New FMB parents unable to take newborn home due to red tide

Published: Updated:
Riley Jameison, WINK News

Every parent’s dream is taking their healthy baby home, but for Hannah Tucker and Austin Jamieson, their baby remains in the hospital.

“We really don’t want to bring him here,” Tucker said.

Six-week-old baby Riley Jamieson, born premature with Down syndrome and breathing problems, remains in the hospital.

“He’s working on eating and that’s his biggest struggles with coming home right now, is breathing,” Tucker said.

For Tucker and Jamieson, Riley staying in the hospital at least means he’s away from the red tide.

They live and work on Fort Myers Beach, and they say the toxic fumes have made them sick.

“We just finished with antibiotics for upper respiratory infections,” Tucker said.

They fear that these conditions will be worse for a premature newborn who already faces breathing problems.

“He literally wouldn’t be able to breathe, especially if it keeps getting worse,” Tucker said.

Pediatrician Dr. Annette St. Pierre-MacKoul agrees, and says exposing even a healthy baby to red tide and algae could cause liver damage.

“A normal healthy newborn should not be exposed to algae or red tide, period. There’s no five minute rule, 10 minute rule,” Dr. Pierre-MacKoul said. “It’s bad. We want to keep them from exposure.”

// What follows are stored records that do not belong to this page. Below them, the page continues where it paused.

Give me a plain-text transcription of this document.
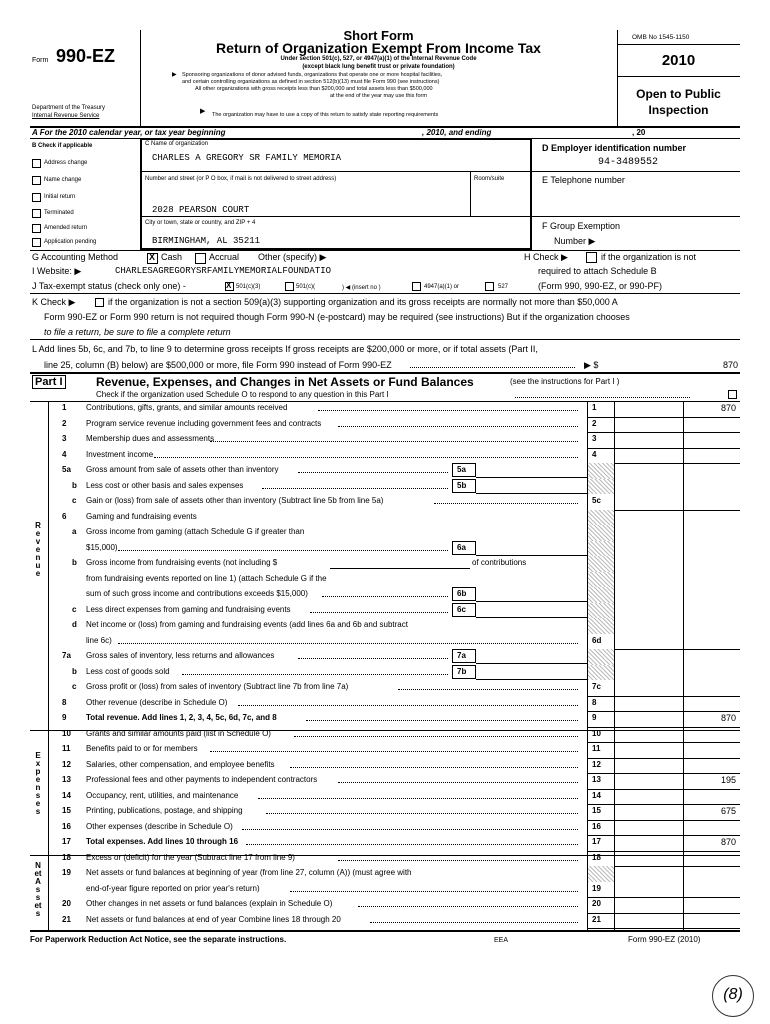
Form 990-EZ
Department of the Treasury
Internal Revenue Service
Short Form
Return of Organization Exempt From Income Tax
Under section 501(c), 527, or 4947(a)(1) of the Internal Revenue Code
(except black lung benefit trust or private foundation)
▶ Sponsoring organizations of donor advised funds, organizations that operate one or more hospital facilities,
and certain controlling organizations as defined in section 512(b)(13) must file Form 990 (see instructions)
All other organizations with gross receipts less than $200,000 and total assets less than $500,000
at the end of the year may use this form
▶ The organization may have to use a copy of this return to satisfy state reporting requirements
OMB No 1545-1150
2010
Open to Public
Inspection
A For the 2010 calendar year, or tax year beginning	, 2010, and ending	, 20
B Check if applicable
Address change
Name change
Initial return
Terminated
Amended return
Application pending
C Name of organization
CHARLES A GREGORY SR FAMILY MEMORIA
Number and street (or P O box, if mail is not delivered to street address)	Room/suite
2028 PEARSON COURT
City or town, state or country, and ZIP + 4
BIRMINGHAM, AL 35211
D Employer identification number
94-3489552
E Telephone number
F Group Exemption
Number ▶
G Accounting Method	X Cash	Accrual Other (specify) ▶	H Check ▶	if the organization is not
required to attach Schedule B
(Form 990, 990-EZ, or 990-PF)
I Website: ▶	CHARLESAGREGORYSRFAMILYMEMORIALFOUNDATIO
J Tax-exempt status (check only one) -	X 501(c)(3)	501(c)(	) ◀ (insert no )	4947(a)(1) or	527
K Check ▶	if the organization is not a section 509(a)(3) supporting organization and its gross receipts are normally not more than $50,000 A
Form 990-EZ or Form 990 return is not required though Form 990-N (e-postcard) may be required (see instructions) But if the organization chooses
to file a return, be sure to file a complete return
L Add lines 5b, 6c, and 7b, to line 9 to determine gross receipts If gross receipts are $200,000 or more, or if total assets (Part II,
line 25, column (B) below) are $500,000 or more, file Form 990 instead of Form 990-EZ	▶ $	870
Part I	Revenue, Expenses, and Changes in Net Assets or Fund Balances	(see the instructions for Part I )
Check if the organization used Schedule O to respond to any question in this Part I
Revenue
Expenses
NetAssets
1 Contributions, gifts, grants, and similar amounts received	1	870
2 Program service revenue including government fees and contracts	2
3 Membership dues and assessments	3
4 Investment income	4
5a Gross amount from sale of assets other than inventory	5a
b Less cost or other basis and sales expenses	5b
c Gain or (loss) from sale of assets other than inventory (Subtract line 5b from line 5a)	5c
6 Gaming and fundraising events
a Gross income from gaming (attach Schedule G if greater than
$15,000)	6a
b Gross income from fundraising events (not including $	of contributions
from fundraising events reported on line 1) (attach Schedule G if the
sum of such gross income and contributions exceeds $15,000)	6b
c Less direct expenses from gaming and fundraising events	6c
d Net income or (loss) from gaming and fundraising events (add lines 6a and 6b and subtract
line 6c)	6d
7a Gross sales of inventory, less returns and allowances	7a
b Less cost of goods sold	7b
c Gross profit or (loss) from sales of inventory (Subtract line 7b from line 7a)	7c
8 Other revenue (describe in Schedule O)	8
9 Total revenue. Add lines 1, 2, 3, 4, 5c, 6d, 7c, and 8	9	870
10 Grants and similar amounts paid (list in Schedule O)	10
11 Benefits paid to or for members	11
12 Salaries, other compensation, and employee benefits	12
13 Professional fees and other payments to independent contractors	13	195
14 Occupancy, rent, utilities, and maintenance	14
15 Printing, publications, postage, and shipping	15	675
16 Other expenses (describe in Schedule O)	16
17 Total expenses. Add lines 10 through 16	17	870
18 Excess or (deficit) for the year (Subtract line 17 from line 9)	18
19 Net assets or fund balances at beginning of year (from line 27, column (A)) (must agree with
end-of-year figure reported on prior year's return)	19
20 Other changes in net assets or fund balances (explain in Schedule O)	20
21 Net assets or fund balances at end of year Combine lines 18 through 20	21
For Paperwork Reduction Act Notice, see the separate instructions.	EEA	Form 990-EZ (2010)
(8)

It may not seem like a solution, but the only thing to avoid red tide right now is to stay inside with the windows up and the air conditioning on.

“I don’t want to see him sick, especially seeing all these wires on him and tubes on him, and all this other stuff,” Tucker said.

Tucker and Jameison are thinking of moving off Fort Myers Beach, maybe even the state.